The California, also in downtown, has about three-dozen coin-operated machines in operation, Boyd Gaming spokesman David Strow said.
“We currently have enough supply of coins at (Boyd’s) downtown properties, so we don’t foresee any issues with keeping those machines going,” Strow said. “The bigger issue, though, is with ticket redemption kiosks.”
It’s been tricky at times, Strow said, to keep enough coins in the company’s self-serve kiosks so that players redeeming their ticket can get exact change.
Like the El Cortez, Boyd is offering the public the chance to cash in their coins at most company casinos around Las Vegas free of charge.
“It’s been very successful,” Strow said. “We’ve been able to secure enough coins, we’ve been able to continue offering customers the full amount when they use our kiosks. If you go to a grocery store or someplace where you can cash coins, they’ll charge a fee. People can bring us as many coins as they want right now and we’ll happily take them.”

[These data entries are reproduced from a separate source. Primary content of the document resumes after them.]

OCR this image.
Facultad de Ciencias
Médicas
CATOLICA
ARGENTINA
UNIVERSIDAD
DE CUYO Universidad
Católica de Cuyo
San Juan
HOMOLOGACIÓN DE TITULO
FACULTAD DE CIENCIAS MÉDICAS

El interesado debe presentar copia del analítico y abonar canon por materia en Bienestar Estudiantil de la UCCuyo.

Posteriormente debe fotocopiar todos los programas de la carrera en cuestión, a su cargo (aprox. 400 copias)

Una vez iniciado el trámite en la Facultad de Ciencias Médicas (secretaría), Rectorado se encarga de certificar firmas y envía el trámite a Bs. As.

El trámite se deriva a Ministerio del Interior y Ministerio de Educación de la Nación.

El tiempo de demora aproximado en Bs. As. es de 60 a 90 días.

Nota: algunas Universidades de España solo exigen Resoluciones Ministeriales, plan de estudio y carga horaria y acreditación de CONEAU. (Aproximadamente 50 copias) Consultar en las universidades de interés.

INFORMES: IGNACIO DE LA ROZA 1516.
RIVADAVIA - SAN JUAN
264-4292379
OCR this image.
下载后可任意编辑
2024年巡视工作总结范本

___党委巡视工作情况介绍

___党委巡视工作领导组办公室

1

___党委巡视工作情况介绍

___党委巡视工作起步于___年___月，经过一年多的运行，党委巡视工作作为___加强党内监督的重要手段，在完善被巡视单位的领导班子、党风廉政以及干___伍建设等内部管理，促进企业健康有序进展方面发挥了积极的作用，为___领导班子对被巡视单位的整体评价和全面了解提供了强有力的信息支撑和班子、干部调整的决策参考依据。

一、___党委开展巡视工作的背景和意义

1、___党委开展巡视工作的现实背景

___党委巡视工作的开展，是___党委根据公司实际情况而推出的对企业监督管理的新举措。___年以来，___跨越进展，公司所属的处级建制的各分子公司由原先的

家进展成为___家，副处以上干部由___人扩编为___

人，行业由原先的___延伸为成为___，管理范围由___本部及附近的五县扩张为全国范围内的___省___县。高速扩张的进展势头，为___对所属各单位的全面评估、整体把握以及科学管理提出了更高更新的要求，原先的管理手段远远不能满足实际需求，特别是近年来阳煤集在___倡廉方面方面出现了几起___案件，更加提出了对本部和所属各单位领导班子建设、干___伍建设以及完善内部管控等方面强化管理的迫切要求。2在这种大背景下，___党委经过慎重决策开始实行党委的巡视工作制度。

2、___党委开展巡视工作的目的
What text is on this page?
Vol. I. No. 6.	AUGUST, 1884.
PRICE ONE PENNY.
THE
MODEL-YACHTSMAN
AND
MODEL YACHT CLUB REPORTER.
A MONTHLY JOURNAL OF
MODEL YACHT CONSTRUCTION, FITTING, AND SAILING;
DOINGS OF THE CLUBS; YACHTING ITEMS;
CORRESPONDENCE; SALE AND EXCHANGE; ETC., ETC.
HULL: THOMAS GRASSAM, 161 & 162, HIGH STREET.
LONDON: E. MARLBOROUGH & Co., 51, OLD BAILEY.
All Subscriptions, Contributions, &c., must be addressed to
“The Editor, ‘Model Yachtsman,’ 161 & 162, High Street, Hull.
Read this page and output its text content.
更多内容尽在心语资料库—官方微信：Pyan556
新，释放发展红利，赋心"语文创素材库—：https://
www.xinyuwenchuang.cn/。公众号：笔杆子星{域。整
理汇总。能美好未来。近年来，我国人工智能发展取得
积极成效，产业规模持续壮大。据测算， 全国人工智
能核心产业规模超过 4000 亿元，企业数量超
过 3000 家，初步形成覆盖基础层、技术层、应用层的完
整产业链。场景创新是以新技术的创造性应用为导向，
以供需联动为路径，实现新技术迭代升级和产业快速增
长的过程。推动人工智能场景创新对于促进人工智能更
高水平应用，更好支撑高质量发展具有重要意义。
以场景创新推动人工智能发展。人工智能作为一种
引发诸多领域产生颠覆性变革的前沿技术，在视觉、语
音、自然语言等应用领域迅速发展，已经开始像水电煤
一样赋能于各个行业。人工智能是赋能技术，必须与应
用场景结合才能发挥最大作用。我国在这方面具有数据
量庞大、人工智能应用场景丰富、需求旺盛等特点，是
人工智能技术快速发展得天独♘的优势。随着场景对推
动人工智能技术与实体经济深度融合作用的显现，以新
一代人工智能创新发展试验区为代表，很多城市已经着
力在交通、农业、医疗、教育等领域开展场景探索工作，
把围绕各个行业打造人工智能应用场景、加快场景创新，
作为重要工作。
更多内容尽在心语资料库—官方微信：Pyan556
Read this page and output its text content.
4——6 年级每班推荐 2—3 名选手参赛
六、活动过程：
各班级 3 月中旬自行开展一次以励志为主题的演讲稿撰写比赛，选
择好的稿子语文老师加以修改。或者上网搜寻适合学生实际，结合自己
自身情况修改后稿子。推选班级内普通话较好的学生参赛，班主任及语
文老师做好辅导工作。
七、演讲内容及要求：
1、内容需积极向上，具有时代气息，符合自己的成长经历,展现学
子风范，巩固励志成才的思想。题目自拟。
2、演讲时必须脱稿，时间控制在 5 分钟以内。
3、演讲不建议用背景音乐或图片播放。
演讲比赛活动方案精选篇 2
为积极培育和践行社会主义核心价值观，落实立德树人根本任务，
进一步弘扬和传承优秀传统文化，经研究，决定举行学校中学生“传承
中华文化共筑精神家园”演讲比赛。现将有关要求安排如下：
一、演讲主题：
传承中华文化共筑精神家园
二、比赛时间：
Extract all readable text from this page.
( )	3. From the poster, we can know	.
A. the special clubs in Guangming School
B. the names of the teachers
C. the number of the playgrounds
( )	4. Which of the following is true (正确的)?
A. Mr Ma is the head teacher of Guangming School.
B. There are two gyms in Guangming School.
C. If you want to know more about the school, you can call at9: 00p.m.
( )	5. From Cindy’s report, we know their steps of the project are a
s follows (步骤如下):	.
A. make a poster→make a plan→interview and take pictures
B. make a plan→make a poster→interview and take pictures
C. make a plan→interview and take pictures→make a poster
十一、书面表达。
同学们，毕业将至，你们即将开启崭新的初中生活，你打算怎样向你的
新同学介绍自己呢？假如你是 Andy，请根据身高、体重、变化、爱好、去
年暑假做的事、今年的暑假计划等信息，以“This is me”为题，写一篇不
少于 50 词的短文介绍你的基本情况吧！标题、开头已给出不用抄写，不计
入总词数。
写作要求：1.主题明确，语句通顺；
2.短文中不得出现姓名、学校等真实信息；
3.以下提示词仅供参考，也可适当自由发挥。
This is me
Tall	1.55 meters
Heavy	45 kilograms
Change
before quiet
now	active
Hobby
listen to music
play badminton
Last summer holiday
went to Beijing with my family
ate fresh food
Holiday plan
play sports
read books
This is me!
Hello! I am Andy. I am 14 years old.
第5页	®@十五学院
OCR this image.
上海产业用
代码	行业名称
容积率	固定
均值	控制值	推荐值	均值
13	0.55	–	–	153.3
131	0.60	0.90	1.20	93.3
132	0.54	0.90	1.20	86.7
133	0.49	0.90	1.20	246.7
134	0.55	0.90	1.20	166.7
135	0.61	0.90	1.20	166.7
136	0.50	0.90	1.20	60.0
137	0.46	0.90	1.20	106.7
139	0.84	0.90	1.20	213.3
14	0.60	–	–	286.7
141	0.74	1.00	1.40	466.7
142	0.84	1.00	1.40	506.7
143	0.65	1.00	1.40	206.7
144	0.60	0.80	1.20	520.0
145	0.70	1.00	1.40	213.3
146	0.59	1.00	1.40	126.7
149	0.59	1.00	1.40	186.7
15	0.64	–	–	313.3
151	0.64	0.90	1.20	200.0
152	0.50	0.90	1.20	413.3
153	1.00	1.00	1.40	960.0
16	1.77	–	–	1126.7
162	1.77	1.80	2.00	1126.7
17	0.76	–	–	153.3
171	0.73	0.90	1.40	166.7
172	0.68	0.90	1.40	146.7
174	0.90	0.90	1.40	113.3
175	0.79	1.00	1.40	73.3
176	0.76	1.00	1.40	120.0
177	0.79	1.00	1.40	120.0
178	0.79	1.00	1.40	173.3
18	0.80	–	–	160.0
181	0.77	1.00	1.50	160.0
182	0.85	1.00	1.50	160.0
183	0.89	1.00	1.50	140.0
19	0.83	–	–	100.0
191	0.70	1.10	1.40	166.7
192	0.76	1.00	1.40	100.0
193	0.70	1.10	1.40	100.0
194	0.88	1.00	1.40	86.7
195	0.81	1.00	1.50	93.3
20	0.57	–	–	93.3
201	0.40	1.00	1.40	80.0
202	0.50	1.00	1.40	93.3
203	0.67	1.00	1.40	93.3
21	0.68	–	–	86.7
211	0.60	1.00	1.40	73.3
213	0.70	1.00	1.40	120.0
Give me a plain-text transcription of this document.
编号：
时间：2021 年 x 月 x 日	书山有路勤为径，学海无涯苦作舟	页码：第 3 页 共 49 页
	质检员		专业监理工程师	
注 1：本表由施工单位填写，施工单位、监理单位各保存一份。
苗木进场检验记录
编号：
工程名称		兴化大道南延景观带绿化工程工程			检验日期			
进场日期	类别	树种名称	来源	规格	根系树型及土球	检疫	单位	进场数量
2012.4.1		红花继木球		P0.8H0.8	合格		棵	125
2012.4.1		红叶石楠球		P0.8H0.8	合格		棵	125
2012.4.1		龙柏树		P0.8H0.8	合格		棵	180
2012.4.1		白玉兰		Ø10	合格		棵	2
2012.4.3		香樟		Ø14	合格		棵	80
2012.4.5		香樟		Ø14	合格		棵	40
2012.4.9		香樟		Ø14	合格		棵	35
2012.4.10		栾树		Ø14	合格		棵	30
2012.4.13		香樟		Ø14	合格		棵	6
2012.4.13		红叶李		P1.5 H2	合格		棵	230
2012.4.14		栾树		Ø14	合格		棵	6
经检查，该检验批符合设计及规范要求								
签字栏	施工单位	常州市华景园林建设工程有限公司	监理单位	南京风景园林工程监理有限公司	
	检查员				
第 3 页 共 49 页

The U.S. Mint produced nearly 1.6 billion coins in June, according to a new release. For the remainder of 2020, it’s on pace to mint 1.65 billion per month. In 2019, the mint said it produced on average 1 billion coins per month. That means the coin shortage is likely a temporary problem for casinos and other businesses.
Whether that comes to pass, patrons will still be hearing the familiar ching-ching-ching sound from their favorite machines at the El Cortez, California and Skyline and other casinos with coin slots.
“At any other time in our history, this coin shortage would be a big deal for us,” Wiesberg said. “The (COVID-19) adjustments we’ve had to make have been extensive. We have regulars who have been coming here for decades, it’s like a social club for them. When we closed down (in March), one of the first things we did was think about how we could make our coin machines safe for those customers. These people are like family to use.”